You can see mass being said at huge drive-ins in America, Denmark and Germany; by priests from open-top trucks moving down the streets of Italy, Portugal and Madagascar; or on foot walking the streets of Croatia; or in a church in Brazil with printed photos of the individual parishioners in each pew. It is a colourful reaffirmation of the same word reaching all parts of the globe in the most wonderful of ways. In a very real sense, isolation has, in fact, brought us together, rather than pulled us apart, and I hope that you feel that togetherness in the term ahead.
So some notices for week one of term
Well done to Benjie Ingram-Moore and his family – I am sure you have all seen the stories about Captain Tom Moore’s fundraising for the NHS, which are simply extraordinary. Benjie, his Grandson, has played a key role in all this and has conducted himself brilliantly in the public eye. So very well done to him.
Well done also to an OB, whom many of you will remember. We had a note last week from Professor Leigh at St Anne’s, Oxford, to tell us that Ed Lamb had got a First in his Honour Moderations in Classics and then followed this up with a Blue in the victorious Oxford Lightweight Men’s Rowing VIII. Understandably he described these as “stellar achievements”, but also said that “Ed is just the most remarkable young man and we are blessed to have him with us. Notwithstanding all his achievements as an athlete and a scholar, he is also wonderfully gentle and unassuming. That says something about his family and his teachers”. So well done to the staff, too!

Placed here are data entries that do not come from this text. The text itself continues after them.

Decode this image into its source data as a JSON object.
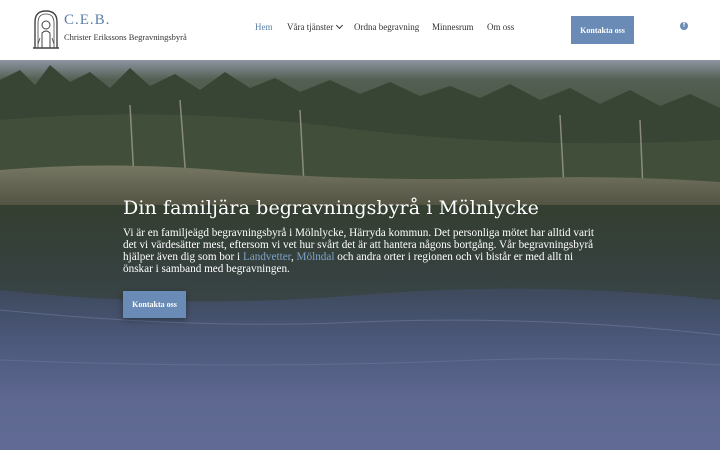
{
  "logo": {
    "title": "C.E.B.",
    "subtitle": "Christer Erikssons Begravningsbyrå"
  },
  "nav": {
    "items": [
      {
        "label": "Hem",
        "active": true
      },
      {
        "label": "Våra tjänster",
        "has_dropdown": true
      },
      {
        "label": "Ordna begravning"
      },
      {
        "label": "Minnesrum"
      },
      {
        "label": "Om oss"
      }
    ],
    "cta_label": "Kontakta oss",
    "social_icon": "facebook-icon"
  },
  "hero": {
    "title": "Din familjära begravningsbyrå i Mölnlycke",
    "text_part1": "Vi är en familjeägd begravningsbyrå i Mölnlycke, Härryda kommun. Det personliga mötet har alltid varit det vi värdesätter mest, eftersom vi vet hur svårt det är att hantera någons bortgång. Vår begravningsbyrå hjälper även dig som bor i ",
    "link1": "Landvetter",
    "separator": ", ",
    "link2": "Mölndal",
    "text_part2": " och andra orter i regionen och vi bistår er med allt ni önskar i samband med begravningen.",
    "cta_label": "Kontakta oss"
  },
  "colors": {
    "accent": "#6a8bb5",
    "link": "#7ea3cc",
    "logo_text": "#5a7fa6"
  }
}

Rather oddly, we have a new staff member this term. Miss Lauren Chatley starts as librarian, and I know we will look forward to welcoming her to the school in due course.
We also have, unusually for this term, a new pupil in the Fourth Form, Jack Liu from Nanjing City in China. I do not normally mention individual joiners, but this term especially I trust that boys in his class in the Fourth Form will give Jack a cheerful and happy welcome to the school.
I end by just reminding you all of your duty for the term ahead.
Like any other term, the way that you conduct yourselves matters. Please show, more than ever before perhaps, good discipline and politeness in class, be kind to one another, and observe the school’s core values every day. I wish you all, every one of you, a happy term ahead.